Sambo is a modern martial art, originally developed in the Soviet Union during the Communist era. The word Sambo is an abbrevation of "SAMozashchita Bez Oruzhiya" meaning "Self defence without weapons".

Although Sambo has its roots in traditional folk wrestling, this martial art is new: on November 16, 1938, the sport was recognized by USSR National Committee of Physical Culture[?].

There are basically two versions of Sambo: A sport variant (civilian), and one military (utilized and developed by the army). Sambo can be likened with judo, jujtsu[?] and wrestling, and in the sport variant, points are allocated much like in Judo. In summary, one could say that Sambo is an art combining strikes and grappling, with a slight emphasis on the latter.

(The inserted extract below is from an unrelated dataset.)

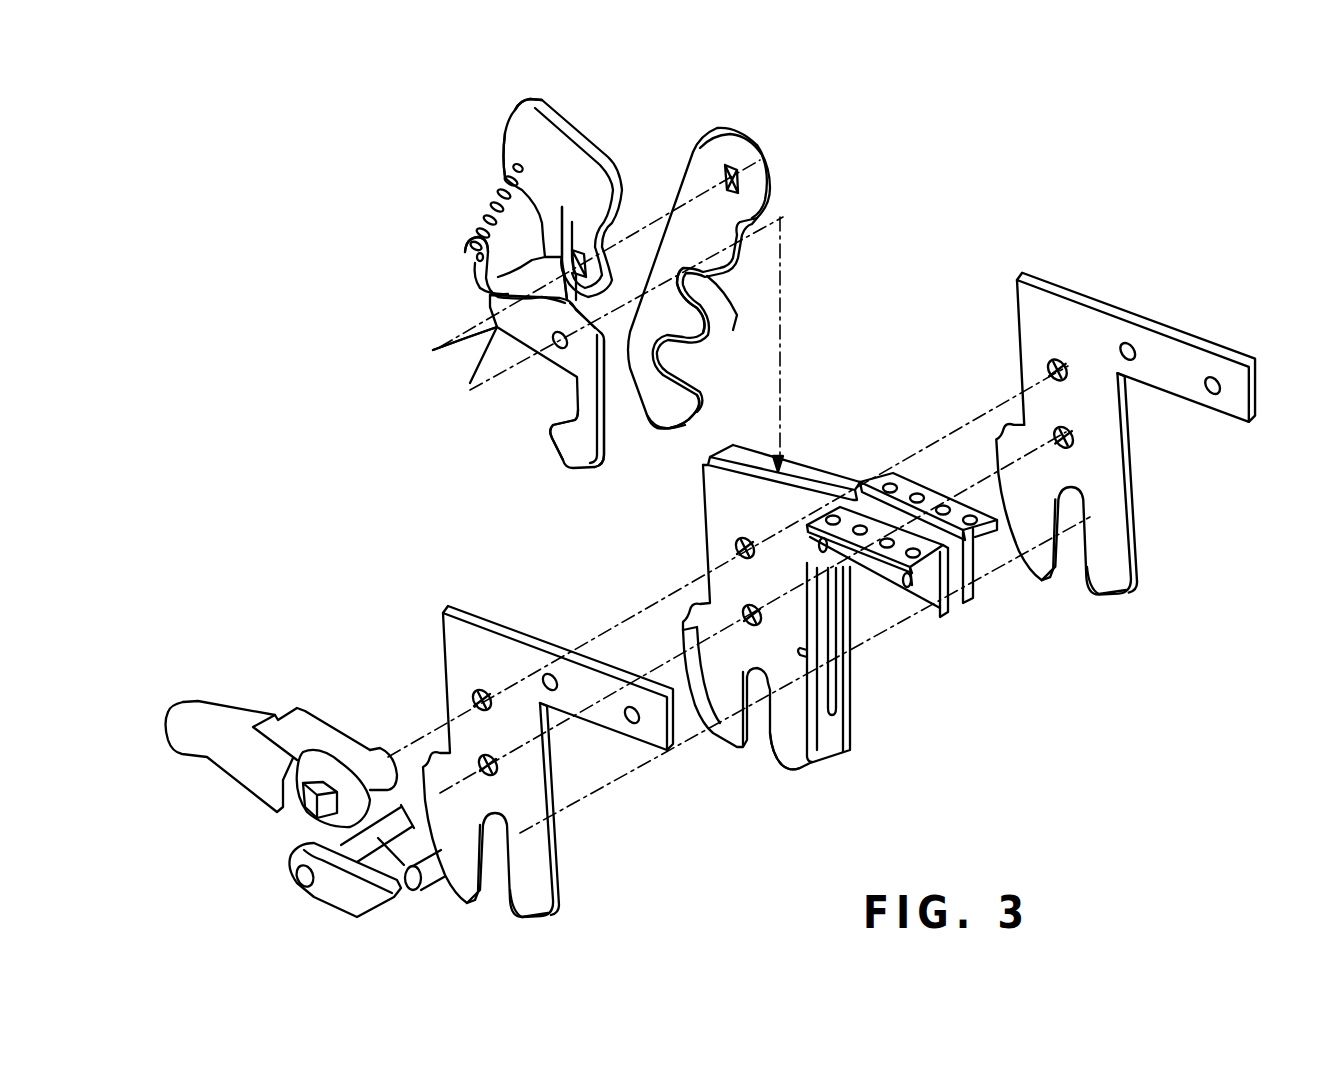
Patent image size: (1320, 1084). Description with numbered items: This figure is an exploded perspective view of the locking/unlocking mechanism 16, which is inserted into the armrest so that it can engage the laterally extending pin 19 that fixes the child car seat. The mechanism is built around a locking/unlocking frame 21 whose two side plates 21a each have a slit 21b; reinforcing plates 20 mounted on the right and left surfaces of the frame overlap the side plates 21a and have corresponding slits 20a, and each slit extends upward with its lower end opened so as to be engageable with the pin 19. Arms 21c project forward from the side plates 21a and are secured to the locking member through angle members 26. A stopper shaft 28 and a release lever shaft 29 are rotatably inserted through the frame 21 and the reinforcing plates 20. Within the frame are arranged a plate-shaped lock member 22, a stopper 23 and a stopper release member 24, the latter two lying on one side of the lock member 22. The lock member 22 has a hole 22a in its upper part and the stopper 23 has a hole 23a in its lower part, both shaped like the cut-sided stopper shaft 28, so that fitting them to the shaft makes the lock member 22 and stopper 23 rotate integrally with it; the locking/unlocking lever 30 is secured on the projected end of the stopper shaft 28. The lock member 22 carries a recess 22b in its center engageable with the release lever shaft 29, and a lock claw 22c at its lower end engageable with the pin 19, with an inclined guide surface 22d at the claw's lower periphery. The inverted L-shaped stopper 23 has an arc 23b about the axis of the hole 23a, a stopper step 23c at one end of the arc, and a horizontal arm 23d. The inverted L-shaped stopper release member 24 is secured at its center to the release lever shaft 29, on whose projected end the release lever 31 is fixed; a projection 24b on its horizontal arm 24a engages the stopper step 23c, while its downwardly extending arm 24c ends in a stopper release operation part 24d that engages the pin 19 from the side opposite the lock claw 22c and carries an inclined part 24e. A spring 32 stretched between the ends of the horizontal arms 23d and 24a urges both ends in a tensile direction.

Military sambo is more concerned with disabling an opponent quickly, not worrying about finesse or permanent harm, also, name notwithstanding, military sambo does include some weapons practice and disarming techniques.


Sambo was also an offensive and derogatory term for "black person" in post-civil war[?] America, largely due to the stereotype created by the children's book The Story of Little Black Sambo by Helen Bannerman[?] in 1898. It was a cute story of an Indian (not African) boy outwitting a group of hungry tigers; eventually, they spun around and around a tree so fast that they turned into butter.

The story was later rewritten as The Story of Little Babaji to avoid the racial stereotyping. The once-popular "Sambo's" restaurant chain also suffered from its association with the story.